Measures aimed at stemming Europe’s debt woes have driven economies from the Netherlands to Spain back into recession, emboldening politicians campaigning for growth. Spanish and Italian bond yields surged to records last year on concern that governments in the region won’t be able to pay off their loans.
While yields on Treasuries due in 10 years or less are below the pace of inflation, demand for safety is being buoyed by concern about U.S. jobs growth and Europe’s debt crisis. The International Monetary Fund said the amount of global assets that investors consider “safe” will shrink by $9 trillion by 2016.
The difference between yields on 10-year notes and Treasury Inflation Protected Securities, a gauge of trader expectations for consumer prices during the life of the debt known as the break-even rate, was 2.2 percentage points, touching the lowest since February. The average for the past decade is 2.15 percentage points.

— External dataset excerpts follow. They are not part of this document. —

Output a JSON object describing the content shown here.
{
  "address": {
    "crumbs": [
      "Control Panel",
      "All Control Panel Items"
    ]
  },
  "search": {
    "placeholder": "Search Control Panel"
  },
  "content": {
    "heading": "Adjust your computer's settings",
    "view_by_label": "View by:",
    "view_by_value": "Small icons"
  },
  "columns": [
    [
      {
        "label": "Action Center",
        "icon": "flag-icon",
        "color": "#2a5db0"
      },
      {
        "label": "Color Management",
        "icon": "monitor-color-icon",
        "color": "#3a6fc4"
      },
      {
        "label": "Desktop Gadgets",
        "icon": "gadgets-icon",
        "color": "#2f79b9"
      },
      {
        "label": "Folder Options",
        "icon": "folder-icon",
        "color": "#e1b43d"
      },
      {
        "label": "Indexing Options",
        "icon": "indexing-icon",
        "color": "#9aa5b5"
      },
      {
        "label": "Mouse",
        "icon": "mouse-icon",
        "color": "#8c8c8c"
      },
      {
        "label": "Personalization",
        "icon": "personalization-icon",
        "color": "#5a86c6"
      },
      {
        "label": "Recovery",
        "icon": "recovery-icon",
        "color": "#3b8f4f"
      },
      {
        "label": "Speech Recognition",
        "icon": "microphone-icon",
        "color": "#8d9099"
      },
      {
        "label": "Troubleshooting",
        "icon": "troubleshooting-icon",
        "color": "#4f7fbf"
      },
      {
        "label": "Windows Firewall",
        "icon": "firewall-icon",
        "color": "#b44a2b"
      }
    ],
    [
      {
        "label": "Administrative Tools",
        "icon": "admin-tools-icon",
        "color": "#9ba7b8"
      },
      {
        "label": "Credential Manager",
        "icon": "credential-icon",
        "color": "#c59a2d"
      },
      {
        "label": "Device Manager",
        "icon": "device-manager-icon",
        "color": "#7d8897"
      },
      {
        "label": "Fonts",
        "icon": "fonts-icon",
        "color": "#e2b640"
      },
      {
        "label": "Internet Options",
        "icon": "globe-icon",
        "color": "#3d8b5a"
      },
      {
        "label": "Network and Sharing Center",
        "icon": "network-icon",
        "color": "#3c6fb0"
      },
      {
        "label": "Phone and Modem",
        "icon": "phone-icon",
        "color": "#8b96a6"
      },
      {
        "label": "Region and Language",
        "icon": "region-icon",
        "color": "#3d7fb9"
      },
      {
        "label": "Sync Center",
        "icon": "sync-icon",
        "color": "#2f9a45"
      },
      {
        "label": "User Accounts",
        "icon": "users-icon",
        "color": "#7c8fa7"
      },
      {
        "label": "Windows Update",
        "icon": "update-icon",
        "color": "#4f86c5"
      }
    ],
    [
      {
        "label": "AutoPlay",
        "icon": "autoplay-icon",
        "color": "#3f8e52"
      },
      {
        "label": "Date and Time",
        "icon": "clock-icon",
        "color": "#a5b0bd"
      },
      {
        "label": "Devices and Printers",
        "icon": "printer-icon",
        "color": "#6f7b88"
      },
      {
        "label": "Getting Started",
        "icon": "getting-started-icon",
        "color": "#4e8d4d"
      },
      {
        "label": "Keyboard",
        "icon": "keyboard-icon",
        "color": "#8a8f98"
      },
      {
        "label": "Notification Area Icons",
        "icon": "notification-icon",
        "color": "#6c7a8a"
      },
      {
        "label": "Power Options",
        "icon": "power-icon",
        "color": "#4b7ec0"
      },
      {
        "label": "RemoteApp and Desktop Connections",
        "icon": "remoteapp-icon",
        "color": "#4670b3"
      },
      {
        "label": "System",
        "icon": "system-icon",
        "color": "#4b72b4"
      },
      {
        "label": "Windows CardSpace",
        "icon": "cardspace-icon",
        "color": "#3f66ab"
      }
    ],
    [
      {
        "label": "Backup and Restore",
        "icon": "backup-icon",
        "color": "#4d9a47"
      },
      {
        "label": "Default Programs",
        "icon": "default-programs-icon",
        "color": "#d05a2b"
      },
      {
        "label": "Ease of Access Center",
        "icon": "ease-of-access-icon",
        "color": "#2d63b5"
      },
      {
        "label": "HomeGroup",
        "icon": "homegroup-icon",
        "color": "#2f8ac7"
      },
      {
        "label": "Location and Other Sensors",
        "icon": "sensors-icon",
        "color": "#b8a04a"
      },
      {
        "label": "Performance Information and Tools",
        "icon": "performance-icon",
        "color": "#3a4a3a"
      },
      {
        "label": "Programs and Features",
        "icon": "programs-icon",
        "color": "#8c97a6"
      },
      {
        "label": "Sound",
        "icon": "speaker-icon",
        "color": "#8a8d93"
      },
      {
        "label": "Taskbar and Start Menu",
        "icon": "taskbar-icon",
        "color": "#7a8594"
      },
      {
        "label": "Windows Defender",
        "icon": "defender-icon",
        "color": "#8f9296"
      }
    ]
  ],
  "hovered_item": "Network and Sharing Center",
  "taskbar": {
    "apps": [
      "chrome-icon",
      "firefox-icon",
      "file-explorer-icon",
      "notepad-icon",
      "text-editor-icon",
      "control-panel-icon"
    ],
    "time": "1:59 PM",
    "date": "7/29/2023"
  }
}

Valuation measures show Treasuries rose to the most expensive level in three months. The term premium, a model created by economists at the Fed, touched negative 0.73 percent, the most expensive since Feb. 6. A negative reading indicates investors are willing to accept yields below what’s considered fair value.
Treasuries rallied on May 4 as employers in the U.S. added 115,000 jobs in April, versus 160,000 projected by a Bloomberg News survey of economists before the report.
Ten-year yields will increase to 2.53 percent by year-end, according to a Bloomberg survey of financial companies with the most recent projections given the heaviest weightings.